Auntie Abena I’m your normal guy. Muscular, okay looking with no history of abuse or anything like that. It was during final year in university that I finally gave in to this feeling. Prior to that I painstakingly explained my situation to my pastor who directed me to a psychoanalyst at Ankaful (psychiatric hospital in Cape Coast) but nothing good came out of it. I met another counselor at UG (university of Ghana). He guided me through a few sessions and prayers but did not seem to change me.

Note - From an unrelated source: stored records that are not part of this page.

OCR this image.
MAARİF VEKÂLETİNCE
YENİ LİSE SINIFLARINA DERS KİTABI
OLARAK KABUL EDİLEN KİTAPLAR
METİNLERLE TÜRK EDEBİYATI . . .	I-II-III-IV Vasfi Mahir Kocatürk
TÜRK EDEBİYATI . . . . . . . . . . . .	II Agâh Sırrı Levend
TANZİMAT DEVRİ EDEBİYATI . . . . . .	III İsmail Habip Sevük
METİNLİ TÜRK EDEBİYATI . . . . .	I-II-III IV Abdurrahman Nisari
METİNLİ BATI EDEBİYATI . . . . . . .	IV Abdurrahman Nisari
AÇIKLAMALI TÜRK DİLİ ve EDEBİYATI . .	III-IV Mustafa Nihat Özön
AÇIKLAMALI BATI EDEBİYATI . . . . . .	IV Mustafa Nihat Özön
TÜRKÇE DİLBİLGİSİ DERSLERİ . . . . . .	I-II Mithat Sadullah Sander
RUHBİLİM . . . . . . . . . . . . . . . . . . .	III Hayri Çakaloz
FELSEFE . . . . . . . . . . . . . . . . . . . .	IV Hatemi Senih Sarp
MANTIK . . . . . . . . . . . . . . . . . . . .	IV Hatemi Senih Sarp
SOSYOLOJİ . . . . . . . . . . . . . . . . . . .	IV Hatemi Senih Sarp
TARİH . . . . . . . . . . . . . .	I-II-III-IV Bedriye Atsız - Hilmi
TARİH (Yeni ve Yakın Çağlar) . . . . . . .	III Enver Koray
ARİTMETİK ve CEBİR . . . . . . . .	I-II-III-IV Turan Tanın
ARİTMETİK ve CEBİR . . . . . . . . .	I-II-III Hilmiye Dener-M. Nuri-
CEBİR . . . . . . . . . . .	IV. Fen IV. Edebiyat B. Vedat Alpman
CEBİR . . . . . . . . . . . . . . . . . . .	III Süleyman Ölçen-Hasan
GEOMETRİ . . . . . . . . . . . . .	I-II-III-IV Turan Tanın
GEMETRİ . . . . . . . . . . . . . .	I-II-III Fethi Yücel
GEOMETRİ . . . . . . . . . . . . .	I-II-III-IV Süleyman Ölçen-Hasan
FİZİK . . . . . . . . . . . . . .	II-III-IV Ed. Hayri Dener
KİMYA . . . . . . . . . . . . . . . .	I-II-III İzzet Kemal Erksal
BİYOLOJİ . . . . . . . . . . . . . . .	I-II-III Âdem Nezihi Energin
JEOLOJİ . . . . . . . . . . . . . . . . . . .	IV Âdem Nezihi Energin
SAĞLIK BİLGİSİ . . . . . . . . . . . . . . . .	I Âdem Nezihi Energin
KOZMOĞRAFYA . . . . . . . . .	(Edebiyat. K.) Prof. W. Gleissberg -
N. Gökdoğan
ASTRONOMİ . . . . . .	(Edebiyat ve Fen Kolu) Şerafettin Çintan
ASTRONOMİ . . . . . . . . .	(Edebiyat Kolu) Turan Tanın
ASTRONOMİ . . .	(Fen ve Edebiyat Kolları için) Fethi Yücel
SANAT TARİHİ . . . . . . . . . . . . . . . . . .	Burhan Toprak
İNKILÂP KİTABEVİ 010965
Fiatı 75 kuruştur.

I have been watching videos of people going through similar experiences on youtube and how they overcame it, still it seems no headway. There are countless professionals and a few men of God I’ve spoken to but none seemed to be able to help me. I’ve had sleepless nights, cried and prayed to God to deliver me from this bondage yet it seems my cries are in vail. I’ve unfortunately engaged in this act several times now that these days going a week without doing it makes me feel very uncomfortable!
Auntie Abena this is the cross I bear! I know this act is wrong. I’m one of the people who are against this act being legalized in our country!
The people who matter in my life will be badly hurt if they get to know about this. I’ve tried to tell my sister so that at least the burden will be easier but I might break her heart. I lost my mom recently and maybe she could have helped.
I’m in a mess auntie. I know I can’t continue like this but where do I turn to? Who will help me? I will love to have a family of my own. A god-given wife and 2 children! Now I’m afraid to propose to ladies because eventually when they do accept, my conscience hurts because I might not be able to love them the way they deserve or satisfy them in a sexual way.
I’ve contemplated suicide several times to end this but I still have hope God has a plan for me. I need help! Please the insults should be considerate!